Skylanders: Superchargers: On the Road Again

Skylanders ups the ante this year with the biggest addition the series has ever seen—vehicles. Really expensive ones, as it happens. As a result, they’ve also changed the structure of the game in ways major and minor. The odds are good that if you’ve been playing the rest of the series, Skylanders: Superchargers won’t be where you stop and that’s a relatively good thing.
Crass commercialism aside, Superchargers is pretty fun, just like the rest of the series. The mix of over-priced physical product and a genuinely solid and kid-friendly action game has worked wonders for Activision’s bottom line, but also put them in the position of having to figure out just how much to change the game up each year.
There have been bizarre attempts—like the ill-advised Swap Force, where the premium figures came apart, leading to parental rage and confusion over finding severed bottoms and tops everywhere—but adding vehicles feels like a natural progression. There are three types—land, sea and air—and to explore every section of each level, you’ll need at least one of each. In fact, if you lose the car-type land vehicle that comes with the game, you can’t really play at all. The sea and air segments are optional (yet still part of the main plot, unlike previous side missions) and completing both side missions in each level is the only way to earn a three-star rating for the level.
This is a pretty radical and, frankly, overtly money-hungry way to go. Prior games gave players one star just for beating the level, but the other two were for actual skill-based achievements, such as not dying and completing the level under a specific time limit. Here, you’re merely rewarded for having spent money. This is a noteworthy step back for the series, although Activision probably thinks it’s a grand way to sucker players into spending as much money as possible.

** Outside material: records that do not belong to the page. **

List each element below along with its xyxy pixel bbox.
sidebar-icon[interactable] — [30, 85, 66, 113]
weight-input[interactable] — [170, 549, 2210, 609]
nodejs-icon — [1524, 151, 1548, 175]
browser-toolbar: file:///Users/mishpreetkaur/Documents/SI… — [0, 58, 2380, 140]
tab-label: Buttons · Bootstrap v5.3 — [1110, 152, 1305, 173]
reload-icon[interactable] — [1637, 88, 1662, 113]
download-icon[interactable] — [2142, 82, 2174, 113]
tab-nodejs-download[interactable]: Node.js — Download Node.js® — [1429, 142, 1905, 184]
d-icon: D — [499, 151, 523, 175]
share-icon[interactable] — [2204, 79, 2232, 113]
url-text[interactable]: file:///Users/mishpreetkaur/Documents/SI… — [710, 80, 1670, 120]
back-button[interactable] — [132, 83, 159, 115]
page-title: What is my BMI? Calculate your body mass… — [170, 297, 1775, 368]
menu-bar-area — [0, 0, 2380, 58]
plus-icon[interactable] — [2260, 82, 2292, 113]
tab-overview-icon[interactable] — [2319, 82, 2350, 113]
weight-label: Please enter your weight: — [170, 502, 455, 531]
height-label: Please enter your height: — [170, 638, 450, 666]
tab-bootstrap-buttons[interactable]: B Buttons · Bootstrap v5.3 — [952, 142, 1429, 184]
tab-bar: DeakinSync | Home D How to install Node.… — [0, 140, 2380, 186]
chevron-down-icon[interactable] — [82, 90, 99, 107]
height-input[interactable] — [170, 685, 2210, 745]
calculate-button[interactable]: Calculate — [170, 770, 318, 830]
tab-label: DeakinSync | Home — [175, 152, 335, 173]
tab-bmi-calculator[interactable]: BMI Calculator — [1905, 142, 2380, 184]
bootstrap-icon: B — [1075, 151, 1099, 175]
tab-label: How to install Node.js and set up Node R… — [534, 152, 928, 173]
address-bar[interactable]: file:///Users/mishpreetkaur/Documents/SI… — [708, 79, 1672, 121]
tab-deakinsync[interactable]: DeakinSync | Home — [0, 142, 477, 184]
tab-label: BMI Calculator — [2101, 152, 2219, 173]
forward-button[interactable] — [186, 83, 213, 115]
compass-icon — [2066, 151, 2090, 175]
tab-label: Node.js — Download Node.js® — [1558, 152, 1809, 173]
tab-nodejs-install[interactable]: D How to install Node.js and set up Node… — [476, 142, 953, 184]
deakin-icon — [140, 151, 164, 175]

The other issue with the vehicles centers around the bizarre control scheme. In straight up linear races, the driving/flying/boating is fine. Superchargers offers a very basic, serviceable driving mechanic akin to classic arcade racers with no interest in pesky things like physics and real handling. That works here, given the goofy nature of the overall Skylanders world.
The problem comes during free driving areas where the control scheme feels utterly unnatural and unresponsive to either one’s thumbs or logic. Ostensibly, the craft should go in the direction you point the analog stick instead of more logical left/right steering, but driving is woefully unpredictable and damn near unplayable at times. Even after I figured it out, controlling the vehicles always felt haphazard and frustrating, with no refinement at all.
The other area where the game refuses to improve is the camera, especially when playing co-operatively. It’s too easy for one player to get stuck when the other moves too far away. Instead of letting the camera pan out further, now holding the left shoulder button down teleports you to the other player. It’s a band-aid solution to a problem that has haunted the game since the beginning.